Mish-Mash of Different Bands
Meanwhile, NextWave's network build-out might be further complicated by the fact that the company's main asset, wireless spectrum used for sending cell phone calls and data—NextWave won a bid for a chunk of spectrum in the Federal Communication Commission's Auction 66 earlier this year—is a mish-mash of different bands. Using different frequencies, this spectrum might require more complex—and more expensive—equipment to deploy, a problem Clearwire might encounter as well, says Sharon Armbrust, an analyst with JupiterResearch. This spectrum also might take a while to deploy, as the airwaves purchased in Auction 66, for example, may have to be cleared of existing tenants.

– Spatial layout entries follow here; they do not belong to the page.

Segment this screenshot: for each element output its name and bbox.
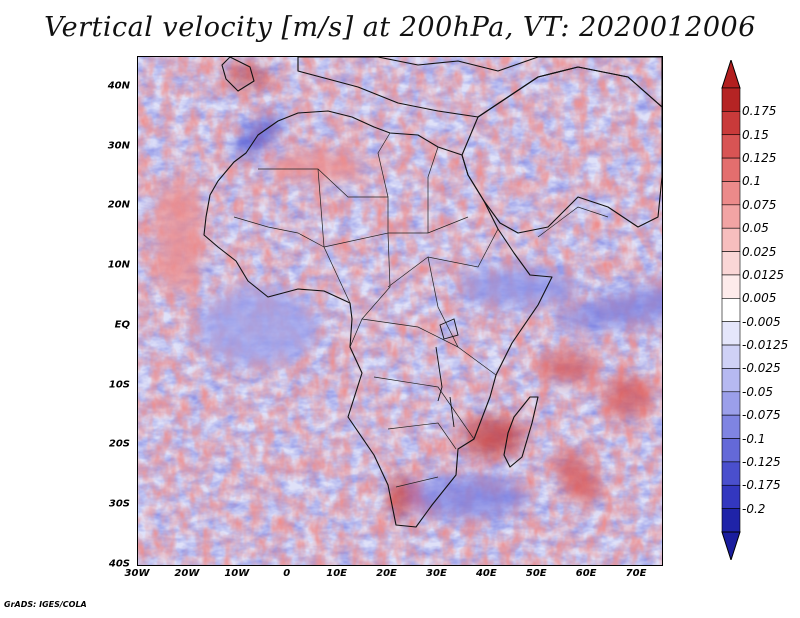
colorbar-swatch	[721, 298, 741, 322]
colorbar-tick-label: -0.125	[742, 454, 781, 469]
colorbar-tick-label: 0.005	[742, 291, 777, 306]
lon-tick-label: 20E	[376, 568, 397, 579]
colorbar-swatch	[721, 274, 741, 299]
colorbar-tick-label: 0.175	[742, 104, 777, 119]
colorbar-swatch	[721, 508, 741, 533]
colorbar-tick-label: 0.075	[742, 197, 777, 212]
lat-tick-label: 30N	[107, 140, 130, 152]
lon-tick-label: 40E	[475, 568, 497, 579]
colorbar-tick-label: -0.025	[742, 361, 781, 376]
lat-tick-label: 30S	[108, 498, 130, 510]
colorbar-tick-label: 0.15	[742, 127, 769, 142]
colorbar-swatch	[721, 181, 741, 206]
lat-tick-label: 40S	[108, 558, 130, 570]
colorbar-swatch	[721, 157, 741, 182]
colorbar-tick-label: 0.05	[742, 221, 769, 236]
lon-tick-label: 70E	[625, 568, 647, 579]
velocity-field-map	[138, 57, 662, 565]
lat-tick-label: 20S	[108, 438, 130, 450]
madagascar-coastline	[503, 396, 539, 468]
great-lakes	[435, 318, 459, 428]
lon-tick-label: 10E	[326, 568, 347, 579]
colorbar-tick-label: 0.025	[742, 244, 777, 259]
coastlines	[203, 57, 662, 528]
colorbar-swatch	[721, 204, 741, 229]
colorbar-tick-label: -0.1	[742, 431, 766, 446]
iberia-coastline	[221, 57, 255, 92]
colorbar-tick-label: -0.2	[742, 501, 766, 516]
colorbar-swatch	[721, 251, 741, 276]
plot-title: Vertical velocity [m/s] at 200hPa, VT: 2…	[44, 12, 756, 43]
lon-tick-label: 50E	[525, 568, 547, 579]
colorbar-swatch	[721, 87, 741, 112]
colorbar-tick-label: -0.05	[742, 384, 774, 399]
europe-asia-coastline	[297, 57, 662, 118]
lon-tick-label: 30W	[124, 568, 150, 579]
colorbar-swatch	[721, 227, 741, 252]
lat-tick-label: EQ	[114, 319, 130, 331]
lon-tick-label: 10W	[224, 568, 250, 579]
colorbar-tick-label: -0.075	[742, 408, 781, 423]
velocity-anomalies	[154, 67, 662, 519]
africa-coastline	[203, 110, 553, 528]
colorbar-swatch	[721, 391, 741, 416]
lon-tick-label: 30E	[426, 568, 447, 579]
lon-tick-label: 0	[283, 568, 291, 579]
colorbar-tick-label: -0.175	[742, 478, 781, 493]
lat-tick-label: 20N	[107, 199, 130, 211]
country-borders	[233, 132, 609, 488]
colorbar-swatch	[721, 414, 741, 439]
colorbar	[721, 60, 741, 560]
colorbar-tick-label: -0.0125	[742, 338, 789, 353]
colorbar-swatch	[721, 321, 741, 346]
colorbar-tick-label: 0.1	[742, 174, 762, 189]
colorbar-tick-label: -0.005	[742, 314, 781, 329]
colorbar-swatch	[721, 484, 741, 509]
colorbar-swatch	[721, 461, 741, 486]
colorbar-min-arrow	[721, 531, 741, 560]
lon-tick-label: 20W	[174, 568, 200, 579]
colorbar-swatch	[721, 368, 741, 393]
lat-tick-label: 40N	[107, 80, 130, 92]
colorbar-swatch	[721, 111, 741, 136]
lat-tick-label: 10S	[108, 379, 130, 391]
colorbar-tick-label: 0.0125	[742, 267, 784, 282]
lat-tick-label: 10N	[107, 259, 130, 271]
colorbar-swatch	[721, 344, 741, 369]
colorbar-swatch	[721, 134, 741, 159]
footer-credit: GrADS: IGES/COLA	[4, 600, 87, 609]
map-panel	[137, 56, 663, 566]
colorbar-swatch	[721, 438, 741, 463]
colorbar-tick-label: 0.125	[742, 151, 777, 166]
colorbar-max-arrow	[721, 60, 741, 89]
lon-tick-label: 60E	[575, 568, 597, 579]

Some analysts also question whether NextWave has enough spectrum to deploy a nationwide WiMAX network. While the company has as much as 40Mhz of spectrum in certain areas, its holdings in other markets hover closer to 10Mhz. Compare that with Sprint, which averages 80Mhz to 85Mhz of spectrum per market. "The minimum you need to have for a true broadband experience is 60Mhz," says Ali Tabassi, Sprint Nextel's vice-president of technology development.
That's because WiMAX networks are expected to not only allow for wireless calls but also for bandwidth-thirsty wireless-video viewing and music downloads. While Clearwire doesn't own as much spectrum as Sprint, it claims to hold the nation's second-largest chunk of valuable 2.5Ghz spectrum used for WiMAX.

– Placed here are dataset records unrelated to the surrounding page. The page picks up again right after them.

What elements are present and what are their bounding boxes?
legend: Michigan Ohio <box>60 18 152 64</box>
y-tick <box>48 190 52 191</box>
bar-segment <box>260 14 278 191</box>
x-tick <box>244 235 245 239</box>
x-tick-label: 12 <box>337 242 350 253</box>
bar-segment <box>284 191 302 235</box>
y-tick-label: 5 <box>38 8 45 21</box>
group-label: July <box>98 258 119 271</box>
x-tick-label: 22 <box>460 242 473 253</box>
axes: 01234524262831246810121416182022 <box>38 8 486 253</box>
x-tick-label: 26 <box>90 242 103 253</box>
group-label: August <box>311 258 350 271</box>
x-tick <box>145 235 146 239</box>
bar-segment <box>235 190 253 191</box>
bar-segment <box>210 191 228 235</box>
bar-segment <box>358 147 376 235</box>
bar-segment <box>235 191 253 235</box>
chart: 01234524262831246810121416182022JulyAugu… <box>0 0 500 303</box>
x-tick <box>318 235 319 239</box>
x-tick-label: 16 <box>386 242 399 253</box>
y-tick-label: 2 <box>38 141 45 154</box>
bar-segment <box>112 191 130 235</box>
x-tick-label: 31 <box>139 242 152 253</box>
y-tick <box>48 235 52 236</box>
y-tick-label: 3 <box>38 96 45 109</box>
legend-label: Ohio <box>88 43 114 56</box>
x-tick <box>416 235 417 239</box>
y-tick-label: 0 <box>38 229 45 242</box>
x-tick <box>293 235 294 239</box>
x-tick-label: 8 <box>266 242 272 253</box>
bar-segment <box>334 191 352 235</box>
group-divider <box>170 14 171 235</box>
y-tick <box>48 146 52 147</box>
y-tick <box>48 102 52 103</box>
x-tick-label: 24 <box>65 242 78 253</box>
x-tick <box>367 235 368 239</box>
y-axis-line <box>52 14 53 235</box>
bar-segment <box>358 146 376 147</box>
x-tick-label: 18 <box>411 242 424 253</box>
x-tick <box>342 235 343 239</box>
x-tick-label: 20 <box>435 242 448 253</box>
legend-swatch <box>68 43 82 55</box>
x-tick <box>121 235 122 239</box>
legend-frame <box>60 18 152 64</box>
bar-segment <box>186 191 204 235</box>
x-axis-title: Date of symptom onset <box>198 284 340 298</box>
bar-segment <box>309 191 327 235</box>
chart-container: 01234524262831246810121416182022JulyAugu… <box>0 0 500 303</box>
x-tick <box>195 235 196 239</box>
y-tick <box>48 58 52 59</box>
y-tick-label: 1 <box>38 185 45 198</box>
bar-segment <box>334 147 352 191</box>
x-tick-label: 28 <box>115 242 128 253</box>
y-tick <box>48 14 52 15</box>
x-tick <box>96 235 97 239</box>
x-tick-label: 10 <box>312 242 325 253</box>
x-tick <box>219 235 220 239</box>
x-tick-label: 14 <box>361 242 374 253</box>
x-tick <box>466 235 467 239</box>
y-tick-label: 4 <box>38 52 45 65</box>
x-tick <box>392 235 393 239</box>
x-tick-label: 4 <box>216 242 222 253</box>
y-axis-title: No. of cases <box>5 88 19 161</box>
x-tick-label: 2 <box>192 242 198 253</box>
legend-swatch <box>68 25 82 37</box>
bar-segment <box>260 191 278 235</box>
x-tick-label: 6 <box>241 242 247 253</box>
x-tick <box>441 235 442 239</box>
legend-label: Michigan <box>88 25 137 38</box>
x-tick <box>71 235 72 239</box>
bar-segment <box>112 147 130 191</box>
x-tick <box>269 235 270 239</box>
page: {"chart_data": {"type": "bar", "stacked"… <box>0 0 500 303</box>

Clearwire and NextWave appear to be on par in one area: losses. NextWave's subsidiary, PacketVideo, already provides mobile device software to Verizon Wireless, and is seeing steady revenue growth. Yet neither company is in the black: For the nine months ended Sept. 30, NextWave reported a $65.5 million loss on $22 million in sales. In the same period, Clearwire says it lost $192 million on $76.4 million in revenues. And both companies claim they may require lots more investment, to hire employees and acquire more spectrum, to ramp up the business.

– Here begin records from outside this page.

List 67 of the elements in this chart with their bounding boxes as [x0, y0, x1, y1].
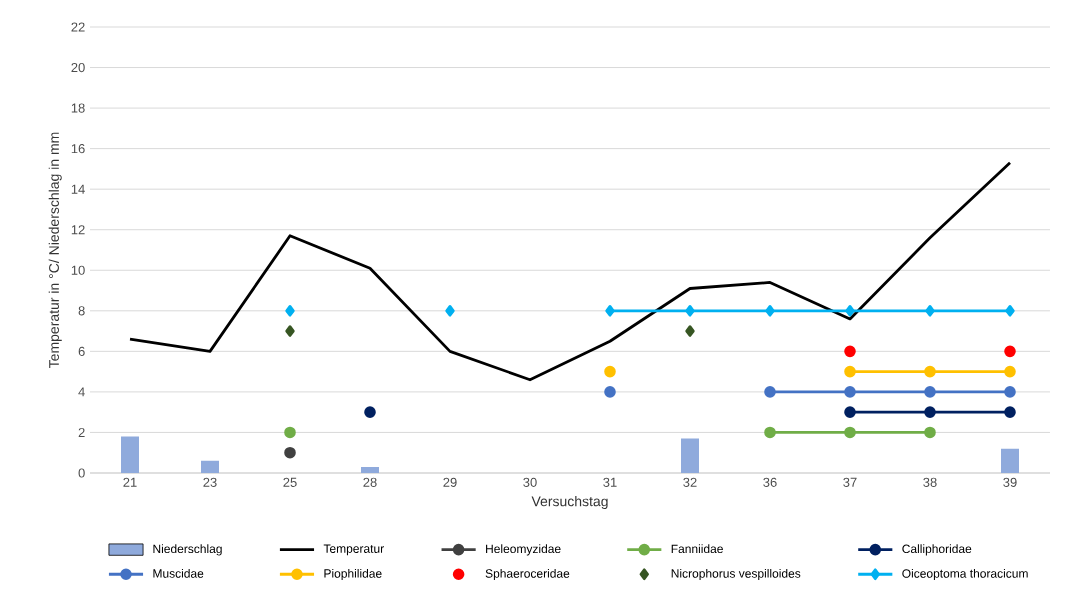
point: [604, 386, 616, 398]
point: [604, 365, 616, 378]
x-tick-label: 29: [443, 477, 457, 487]
point: [685, 305, 695, 317]
legend-label: Niederschlag: [153, 544, 222, 556]
x-axis-title: Versuchstag: [531, 496, 608, 510]
point: [844, 345, 856, 358]
point: [284, 446, 296, 459]
legend-label: Muscidae: [153, 568, 204, 578]
y-tick-label: 10: [71, 265, 85, 275]
point: [605, 305, 615, 317]
point: [844, 406, 856, 418]
point: [924, 386, 936, 398]
y-tick-label: 14: [71, 184, 85, 194]
point: [845, 305, 855, 317]
point: [844, 426, 856, 439]
point: [284, 426, 296, 439]
y-tick-label: 2: [78, 427, 85, 437]
point: [764, 426, 776, 439]
legend-label: Heleomyzidae: [486, 544, 561, 556]
point: [1004, 365, 1016, 378]
y-tick-label: 6: [78, 346, 85, 356]
legend-label: Temperatur: [323, 544, 384, 556]
legend-label: Fanniidae: [671, 544, 723, 554]
legend-label: Sphaeroceridae: [485, 568, 570, 581]
point: [285, 325, 295, 337]
x-tick-label: 28: [363, 477, 377, 487]
point: [924, 406, 936, 418]
x-tick-label: 25: [283, 477, 297, 487]
y-tick-label: 4: [78, 387, 85, 397]
point: [924, 426, 936, 439]
point: [445, 305, 455, 317]
legend-label: Nicrophorus vespilloides: [671, 568, 801, 581]
point: [764, 386, 776, 398]
x-tick-label: 39: [1003, 477, 1017, 487]
y-tick-label: 12: [71, 225, 85, 235]
x-tick-label: 23: [203, 477, 217, 487]
point: [924, 365, 936, 378]
point: [1004, 406, 1016, 418]
x-tick-label: 36: [763, 477, 777, 487]
x-tick-label: 32: [683, 477, 697, 487]
point: [285, 305, 295, 317]
y-axis-title: Temperatur in °C/ Niederschlag in mm: [48, 132, 62, 369]
x-tick-label: 30: [523, 477, 537, 487]
legend-label: Oiceoptoma thoracicum: [902, 568, 1028, 581]
legend-label: Calliphoridae: [902, 544, 972, 556]
point: [844, 386, 856, 398]
x-tick-label: 38: [923, 477, 937, 487]
legend-label: Piophilidae: [324, 568, 382, 581]
line-series: [128, 161, 1012, 382]
point: [925, 305, 935, 317]
point: [364, 406, 376, 418]
x-tick-label: 37: [843, 477, 857, 487]
y-tick-label: 18: [71, 103, 85, 113]
y-tick-label: 0: [78, 468, 85, 478]
point: [1004, 345, 1016, 358]
y-tick-label: 8: [78, 306, 85, 316]
x-tick-label: 31: [603, 477, 617, 487]
y-tick-label: 20: [71, 62, 85, 73]
point: [844, 365, 856, 378]
point: [765, 305, 775, 317]
point: [1005, 305, 1015, 317]
x-tick-label: 21: [123, 477, 137, 487]
y-tick-label: 16: [71, 144, 85, 154]
point: [1004, 386, 1016, 398]
point: [685, 325, 695, 337]
y-tick-label: 22: [71, 22, 85, 32]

On the plus side, NextWave's capital requirements, thanks to its partner strategy, could end up being lower than Clearwire's. Additionally, instead of competing directly with giant service-providers such as Sprint, as Clearwire currently does, NextWave hopes its approach will turn some of today's telecom industry giants into its customers, says Berger.
And if Clearwire's IPO goes well, NextWave's public debut will be met with more enthusiasm, says Taulli. "If Clearwire has a good IPO, then you have a benchmark to work from," he says.